Last week, the US Patent and Trademark Office (“USPTO”) released a report detailing its findings on how the U.S. Supreme Court decision in Alice Corp. v. CLS Bank International, as well as subsequent USPTO guidance on 35 U.S.C. § 101 rejections, has affected rates of, and variability between, office action rejections. This report provides a new and useful glimpse into the state of patent prosecution of Alice-affected technologies after the USPTO issued its January 2019 Revised Patent Subject Matter Eligibility Guidance (“2019 PEG”).
The report focuses its analysis on two metrics: one, the percentage of patent applications that received first office action § 101 rejections, and two, the percentage of uncertainty in the patent examination process (defined as “the variation across examiners in the proportion of rejections for patent-ineligible subject matter… [uncertainty increases as] the percentage of first office action rejections…becomes more uneven across examiners within a specific technology”). U.S. Patent and Trademark Office, Adjusting to Alice: USPTO Patent examination outcomes after Alice Corp. v. CLS Bank International, 3 IP Data Highlights 3 (April 2020). These two metrics are analyzed both within the first 18 months after Alice, as well as within the 12 months following the 2019 PEG. The USPTO’s analysis indicates that the USPTO’s 2019 guidelines have affected both the rate and variability of first office action rejections based on patent-ineligible subject matter.

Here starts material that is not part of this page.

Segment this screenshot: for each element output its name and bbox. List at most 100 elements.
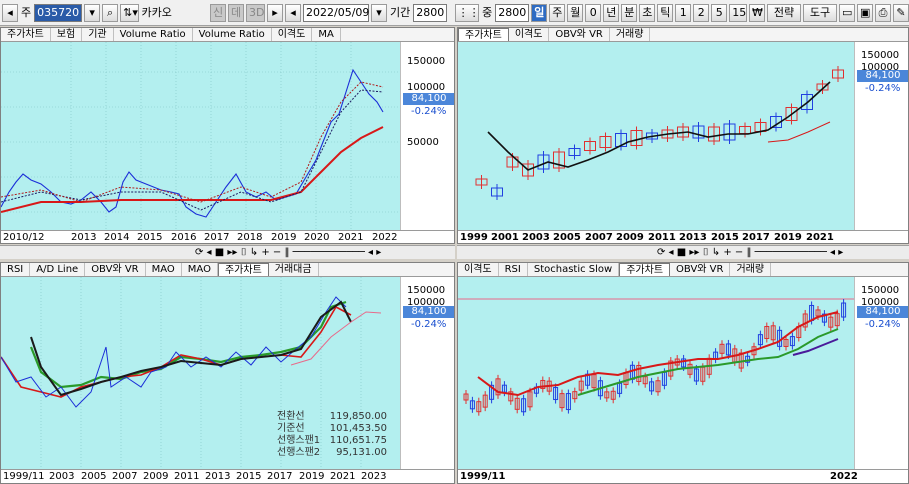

The USPTO first found that both § 101 rejections and uncertainty in the patent examination process sharply increased in the 18 months immediately following the Alice decision. Specifically, for Alice-affected technologies, “the chances of receiving a first office action rejection [with a § 101 rejection] increased by 31% in the 18 months following Alice.” Id. at 4. As the report notes, there are at least two explanations for the increase: one, applying the Alice standard involved expanding patent-ineligible subject matter to other technology areas, and two, “professionally trained judges, lawyers, and examiners can apply reasonable but different interpretations of the Alice standard.” Id. at 4. Additionally, “[w]ithin Alice-affected technologies, uncertainty in the patent examination process “increased by 26% in the 18 months following Alice,” which “seems to reflect the interpretive latitude in the language of the Alice standard.” Id. at 5.
The USPTO found, however, that the 2019 PEG appeared to reverse both of these upward trends. Specifically, in the year following the issuance of the 2019 PEG, “the chances of receiving a first office action [§ 101 rejection decreased] by 25%,” and “uncertainty about patent subject matter eligibility determinations … [was reduced] by 44% for Alice-affected technologies.” Id. at 7, 8. The USPTO stated that the 2019 PEG both “clarified that abstract ideas are grouped as mathematical concepts, certain methods of organizing human activity, and mental processes … [and] explained that a claim that recites an abstract idea that is not ‘directed to’ the abstract idea if the claim as a whole integrates the abstract idea into a practical application.” Id. at 7. As a result, “the 2019 PEG provided clarity and structure to the decision-making process, thereby reducing the degree of variability observed across examiners in subject matter eligibility determinations.” Id. at 8.
These figures show a trend towards a more “consistent and predictable” approach towards § 101 rejections from the USPTO since it issued its 2019 PEG. Id. at 8. These statistics should be encouraging to any inventors in Alice-affected technologies who hesitated to seek patent protection immediately following Alice, as the report indicates that patent examiners now both issue § 101 rejections less frequently, and are more consistent when they do issue rejections for patent-ineligible subject matter.